The issues revolve around massive manipulation of clinical research to obtain results favorable to the sponsor who owns the data and is free to suppress research whose results remain unsatisfactory even after such manipulation.
“The vested interests are most commonly pharmaceutical, biotechnology or device companies and those working with them. Such suppression and manipulation may make treatments that do not work look efficacious, and treatments that are dangerous look safe, and may lead to excess costs, and worse, harms to patients. This kind of research misconduct may be facilitated by individual researchers seeking fame and fortune, but is hardly an individual sport.”
The Times article played down the pivotal role of Pfizer Pharmaceuticals, citing Pfizer’s claim that “N.Y.U. was responsible for conducting the trial, and that the company had previously tested the same drug, known as an F.A.A.H. inhibitor, for osteoarthritic pain, without significant side effects.”
However, Pfizer not only sponsored the trial the company designed the trial and it controls the data that it owns — not the investigator, Dr. Neumeister, nor NYU. Furthermore, the Times did not question Pfizer’s statement that its previous trial of the same drug was “without significant side effects.” Such a claim by a drug manufacturer should not be accepted as factual without independent verification by an examination of the actual trial data. Pfizer typically denies access to its clinical trial data.

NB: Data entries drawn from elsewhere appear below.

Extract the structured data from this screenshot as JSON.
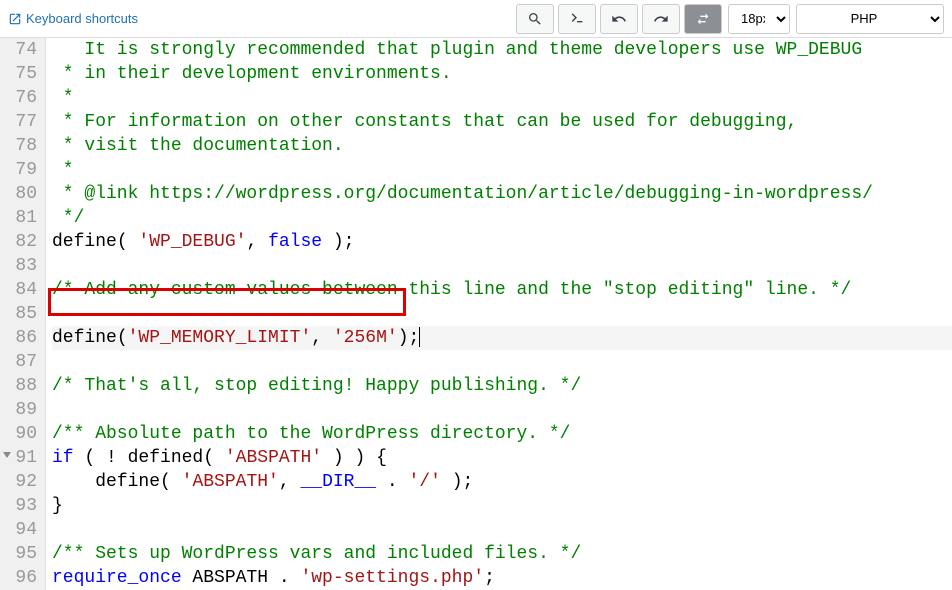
{
  "toolbar": {
    "kb_link": "Keyboard shortcuts",
    "font_size": "18px",
    "language": "PHP"
  },
  "icons": {
    "external": "external-link-icon",
    "search": "search-icon",
    "console": "console-icon",
    "undo": "undo-icon",
    "redo": "redo-icon",
    "wrap": "wrap-icon"
  },
  "gutter": {
    "start": 74,
    "end": 96,
    "fold_at": 91
  },
  "lines": [
    {
      "n": 74,
      "t": "comment",
      "text": "   It is strongly recommended that plugin and theme developers use WP_DEBUG",
      "cut": true
    },
    {
      "n": 75,
      "t": "comment",
      "text": " * in their development environments."
    },
    {
      "n": 76,
      "t": "comment",
      "text": " *"
    },
    {
      "n": 77,
      "t": "comment",
      "text": " * For information on other constants that can be used for debugging,"
    },
    {
      "n": 78,
      "t": "comment",
      "text": " * visit the documentation."
    },
    {
      "n": 79,
      "t": "comment",
      "text": " *"
    },
    {
      "n": 80,
      "t": "comment",
      "text": " * @link https://wordpress.org/documentation/article/debugging-in-wordpress/"
    },
    {
      "n": 81,
      "t": "comment",
      "text": " */"
    },
    {
      "n": 82,
      "t": "define1",
      "fn": "define",
      "s1": "'WP_DEBUG'",
      "kw": "false"
    },
    {
      "n": 83,
      "t": "blank"
    },
    {
      "n": 84,
      "t": "comment",
      "text": "/* Add any custom values between this line and the \"stop editing\" line. */"
    },
    {
      "n": 85,
      "t": "blank"
    },
    {
      "n": 86,
      "t": "define2",
      "fn": "define",
      "s1": "'WP_MEMORY_LIMIT'",
      "s2": "'256M'",
      "hl": true,
      "cursor": true
    },
    {
      "n": 87,
      "t": "blank"
    },
    {
      "n": 88,
      "t": "comment",
      "text": "/* That's all, stop editing! Happy publishing. */"
    },
    {
      "n": 89,
      "t": "blank"
    },
    {
      "n": 90,
      "t": "comment",
      "text": "/** Absolute path to the WordPress directory. */"
    },
    {
      "n": 91,
      "t": "if",
      "kw1": "if",
      "fn": "defined",
      "s1": "'ABSPATH'"
    },
    {
      "n": 92,
      "t": "define3",
      "fn": "define",
      "s1": "'ABSPATH'",
      "kw": "__DIR__",
      "s2": "'/'"
    },
    {
      "n": 93,
      "t": "brace",
      "text": "}"
    },
    {
      "n": 94,
      "t": "blank"
    },
    {
      "n": 95,
      "t": "comment",
      "text": "/** Sets up WordPress vars and included files. */"
    },
    {
      "n": 96,
      "t": "req",
      "kw": "require_once",
      "id": "ABSPATH",
      "s1": "'wp-settings.php'"
    }
  ]
}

In light of the catastrophic results of a trial testing a similar experimental F.A.A.H. inhibitor drug — BIA 10-2474 — which was tested earlier this year on six healthy volunteers in Rennes France, resulting in the death of one subject and the hospitalization of four other previously healthy subjects who suffered severe, irreversible neurological harm, skepticism about Pfizer’s unverified claim is in order. (Read more here)

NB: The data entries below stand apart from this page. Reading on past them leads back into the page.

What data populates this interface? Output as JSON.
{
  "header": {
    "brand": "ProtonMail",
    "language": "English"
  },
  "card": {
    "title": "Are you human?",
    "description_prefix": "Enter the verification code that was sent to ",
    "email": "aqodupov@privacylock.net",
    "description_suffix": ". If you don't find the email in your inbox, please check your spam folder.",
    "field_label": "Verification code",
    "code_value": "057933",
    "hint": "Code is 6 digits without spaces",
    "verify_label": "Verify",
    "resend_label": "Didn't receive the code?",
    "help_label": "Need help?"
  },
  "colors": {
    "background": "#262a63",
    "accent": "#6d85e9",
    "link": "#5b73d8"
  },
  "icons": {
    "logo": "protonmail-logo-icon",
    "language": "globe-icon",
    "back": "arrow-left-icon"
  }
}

As noted by Health Care Renewal, Pfizer’s controlling role over the conduct of the trial and the data — was completely ignored by the author of The New York Times article. He failed to comment on whether and how Pfizer had played a role in the researcher’s misconduct which involved protocol violations and falsification of documents.

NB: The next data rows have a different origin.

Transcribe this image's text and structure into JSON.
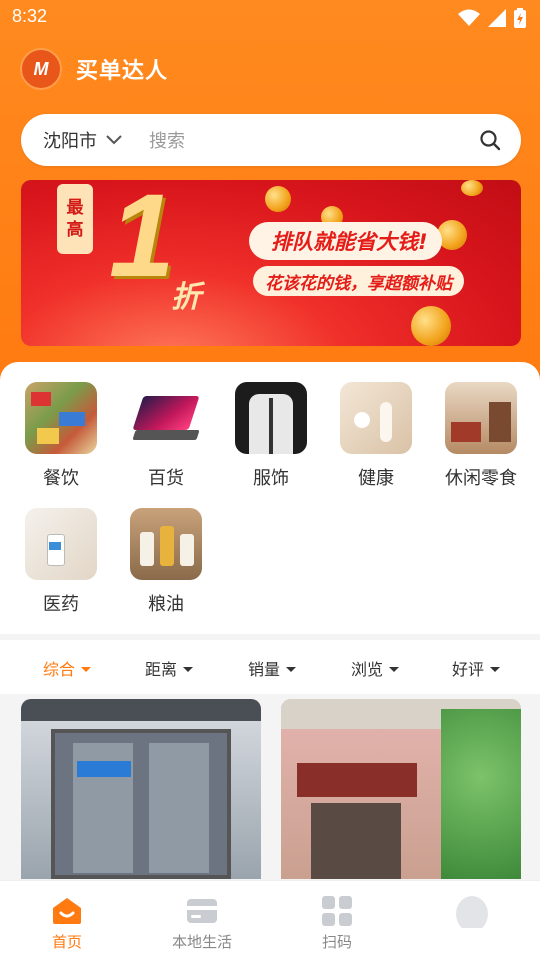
{
  "status_bar": {
    "time": "8:32"
  },
  "app": {
    "logo_text": "M",
    "name": "买单达人"
  },
  "search": {
    "city": "沈阳市",
    "placeholder": "搜索"
  },
  "banner": {
    "badge_line1": "最",
    "badge_line2": "高",
    "big_number": "1",
    "unit": "折",
    "slogan": "排队就能省大钱!",
    "subtitle": "花该花的钱，享超额补贴"
  },
  "categories": [
    {
      "label": "餐饮",
      "icon": "food-image"
    },
    {
      "label": "百货",
      "icon": "laptop-image"
    },
    {
      "label": "服饰",
      "icon": "jacket-image"
    },
    {
      "label": "健康",
      "icon": "jewelry-image"
    },
    {
      "label": "休闲零食",
      "icon": "snack-shop-image"
    },
    {
      "label": "医药",
      "icon": "medicine-image"
    },
    {
      "label": "粮油",
      "icon": "oil-bottles-image"
    }
  ],
  "filters": [
    {
      "label": "综合",
      "active": true
    },
    {
      "label": "距离",
      "active": false
    },
    {
      "label": "销量",
      "active": false
    },
    {
      "label": "浏览",
      "active": false
    },
    {
      "label": "好评",
      "active": false
    }
  ],
  "shops": [
    {
      "image": "glass-door-storefront"
    },
    {
      "image": "pink-building-storefront"
    }
  ],
  "tabbar": [
    {
      "label": "首页",
      "icon": "home-icon",
      "active": true
    },
    {
      "label": "本地生活",
      "icon": "card-icon",
      "active": false
    },
    {
      "label": "扫码",
      "icon": "grid-icon",
      "active": false
    },
    {
      "label": "",
      "icon": "profile-icon",
      "active": false
    }
  ],
  "colors": {
    "accent": "#ff7a10",
    "banner_red": "#e51d19"
  }
}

“The implication is that research misconduct is a bad-apple problem… More evidence that the study was under the control of Pfizer, rather than of Dr Neumeister, could be inferred from the problems Ms Ruffcorn had in determining whether she had taken the drug or placebo.”
“So it seems that in this case a study which may not have been conducted according to research standards was likely a pharmaceutical sponsored, designed, and controlled Phase II trial done as part of an effort to seek approval for a new drug. Hence this case was not only about allegations of individual research misconduct, but about yet more problems with the implementation of commercially controlled human experiments designed to ultimately further marketing as well as science. Yet none of the public discussion so far of this case was about whether Pfizer had any responsibilities to assure the quality of the research in which it was so involved, much less whether interactions between the company, the university which was being funded by the company, and the researcher employed by the university but whose salary was probably partially underwritten by the company might have affected how the study was implemented.
There may be many problems with individual misconduct affecting clinical research. But failure to consider how this research is now mainly conducted within a commercial milieu seems to be missing the elephant in the room. If we cannot plainly discuss research misconduct as part of the larger picture of health care dysfunction, we will not be able to do much about it. True health care reform would help end the taboo on discussion about how powerful organizations and their wealthy and powerful leaders distort health care.”